The following realities are facing forward-looking storage administrators:
- Bit error rates for disk drives will soon reach parity with drive capacities, meaning that every disk drive will lose some data.
- The negative impact of a bit error is magnified by the use of encryption, compression, and de-duplication techniques, all of which are on the increase.
- RAID-rebuild times are lengthening to the point where the probability of a second drive failure during the RAID-rebuild process is becoming unacceptably high, and the impact on application service levels is becoming too great.
- Capacity growth and budget limitations will force companies to leverage more cost-effective, high-capacity drives for most data, but much of this data can not be protected from a site loss using traditional methods because the high cost of band-width and the limited size of the data pipes prevent companies from replicating it to multiple sites in a timely fashion.
- RAID will not sustain the protection of data in the areas of greatest data growth: unstructured data and massive, structured-data repositories.
A variety of approaches will be applied over the coming years to enable companies to continue to use the current approach of RAID, synchronous metro-area replication, and remote asynchronous replication for data protection in latency-sensitive transaction databases. These may include the use of double-parity RAID protection, leveraging smaller form-factor and lower-capacity drives, increasing the ratio of controllers to drives, and de-duplicating or compressing data before transmitting to the remote site. For most organizations, this is not an area of significant concern. The real challenge for organizations is how to cost-effectively protect unstructured data and massive structured-data repositories from the near-certainty of bit errors on drives and from the less-probable but catastrophic impact of a data-center loss.
Many organizations have gone through massive data-center consolidation initiatives and reduced the total number of data centers into a few, regional super centers. When discussing data centers to support an organization’s transaction systems, a case can be made for consolidating down to as few as two data centers. For the applications experiencing the greatest data growth, however, data-dispersal methods leveraging the organization’s existing, dispersed infrastructure together with cloud-based offerings may be used to an advantage.
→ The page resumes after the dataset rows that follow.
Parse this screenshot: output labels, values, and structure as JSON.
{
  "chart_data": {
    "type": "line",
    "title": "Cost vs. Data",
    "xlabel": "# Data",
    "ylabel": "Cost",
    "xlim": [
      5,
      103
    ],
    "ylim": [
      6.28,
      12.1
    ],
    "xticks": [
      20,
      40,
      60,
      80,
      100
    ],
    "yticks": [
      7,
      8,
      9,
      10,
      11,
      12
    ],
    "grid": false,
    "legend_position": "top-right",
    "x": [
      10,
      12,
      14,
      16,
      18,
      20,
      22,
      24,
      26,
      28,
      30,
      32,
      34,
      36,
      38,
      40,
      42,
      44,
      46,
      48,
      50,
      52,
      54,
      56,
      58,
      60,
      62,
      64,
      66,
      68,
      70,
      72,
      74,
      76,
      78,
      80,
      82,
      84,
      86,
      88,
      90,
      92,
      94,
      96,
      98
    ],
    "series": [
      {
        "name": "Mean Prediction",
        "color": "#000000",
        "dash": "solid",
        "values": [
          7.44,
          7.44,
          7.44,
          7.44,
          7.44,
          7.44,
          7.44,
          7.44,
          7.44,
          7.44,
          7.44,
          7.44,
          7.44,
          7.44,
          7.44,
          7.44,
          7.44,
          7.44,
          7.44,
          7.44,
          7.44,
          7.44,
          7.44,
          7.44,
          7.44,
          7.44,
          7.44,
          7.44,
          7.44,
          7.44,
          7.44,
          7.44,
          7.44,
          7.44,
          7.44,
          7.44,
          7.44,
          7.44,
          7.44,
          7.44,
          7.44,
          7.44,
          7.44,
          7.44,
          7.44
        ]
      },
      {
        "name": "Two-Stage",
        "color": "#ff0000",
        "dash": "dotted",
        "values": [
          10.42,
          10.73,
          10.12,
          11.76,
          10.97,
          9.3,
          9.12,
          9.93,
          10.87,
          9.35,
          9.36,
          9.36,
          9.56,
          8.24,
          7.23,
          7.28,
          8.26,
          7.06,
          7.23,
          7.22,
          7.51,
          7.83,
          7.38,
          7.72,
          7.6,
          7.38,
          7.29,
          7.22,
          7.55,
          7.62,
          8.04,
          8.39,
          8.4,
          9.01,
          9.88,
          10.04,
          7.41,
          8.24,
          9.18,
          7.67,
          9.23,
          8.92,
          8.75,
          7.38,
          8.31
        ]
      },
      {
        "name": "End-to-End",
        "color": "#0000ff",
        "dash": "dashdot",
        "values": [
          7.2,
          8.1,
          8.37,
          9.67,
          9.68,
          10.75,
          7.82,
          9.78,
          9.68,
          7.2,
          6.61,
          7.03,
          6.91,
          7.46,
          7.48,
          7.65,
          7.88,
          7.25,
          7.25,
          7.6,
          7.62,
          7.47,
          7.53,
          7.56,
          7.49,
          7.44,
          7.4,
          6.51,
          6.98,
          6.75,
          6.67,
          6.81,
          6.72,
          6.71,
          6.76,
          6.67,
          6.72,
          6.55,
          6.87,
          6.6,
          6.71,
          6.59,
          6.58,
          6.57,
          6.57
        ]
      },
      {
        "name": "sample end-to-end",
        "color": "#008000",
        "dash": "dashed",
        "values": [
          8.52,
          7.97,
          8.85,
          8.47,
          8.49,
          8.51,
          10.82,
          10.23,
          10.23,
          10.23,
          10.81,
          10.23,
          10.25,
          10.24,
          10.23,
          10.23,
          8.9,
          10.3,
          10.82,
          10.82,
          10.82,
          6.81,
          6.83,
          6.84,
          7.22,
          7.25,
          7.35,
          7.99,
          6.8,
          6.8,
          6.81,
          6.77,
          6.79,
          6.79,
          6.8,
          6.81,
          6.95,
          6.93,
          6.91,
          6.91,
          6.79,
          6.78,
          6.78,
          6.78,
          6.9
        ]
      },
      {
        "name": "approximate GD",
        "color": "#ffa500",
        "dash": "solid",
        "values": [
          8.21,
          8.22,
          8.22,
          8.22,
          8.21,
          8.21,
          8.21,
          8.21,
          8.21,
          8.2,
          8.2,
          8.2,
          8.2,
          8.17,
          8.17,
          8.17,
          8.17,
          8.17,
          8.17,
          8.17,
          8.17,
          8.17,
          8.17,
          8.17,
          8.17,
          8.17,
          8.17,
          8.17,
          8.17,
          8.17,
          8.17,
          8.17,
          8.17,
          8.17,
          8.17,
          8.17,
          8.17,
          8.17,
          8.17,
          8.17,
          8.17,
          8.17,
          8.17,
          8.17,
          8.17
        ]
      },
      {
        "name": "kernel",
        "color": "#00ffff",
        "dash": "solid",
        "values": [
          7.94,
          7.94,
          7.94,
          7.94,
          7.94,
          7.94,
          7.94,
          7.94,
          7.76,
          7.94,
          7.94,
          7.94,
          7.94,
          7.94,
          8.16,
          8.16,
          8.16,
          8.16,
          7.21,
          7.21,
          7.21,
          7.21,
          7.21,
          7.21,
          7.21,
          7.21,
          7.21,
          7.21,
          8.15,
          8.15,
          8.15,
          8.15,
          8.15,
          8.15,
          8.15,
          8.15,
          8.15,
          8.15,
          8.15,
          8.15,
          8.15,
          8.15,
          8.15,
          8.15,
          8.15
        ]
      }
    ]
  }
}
Action Item: Before consolidating unstructured data and structured-data repositories into fewer, larger super-centers, organizations should establish a group to evaluate new data-dispersal approaches to ensure data reliability and integrity. This group should be prepared to evaluate the data-protection approaches which can be applied not only to their own organization and data centers but also to cloud-storage providers. Ultimately, the data protection approach needs to match the service level agreement (SLA) for the application, and the ability of a storage system or service to meet an SLA should be evaluated both when all components of the system are working and also during points of inevitable component failure.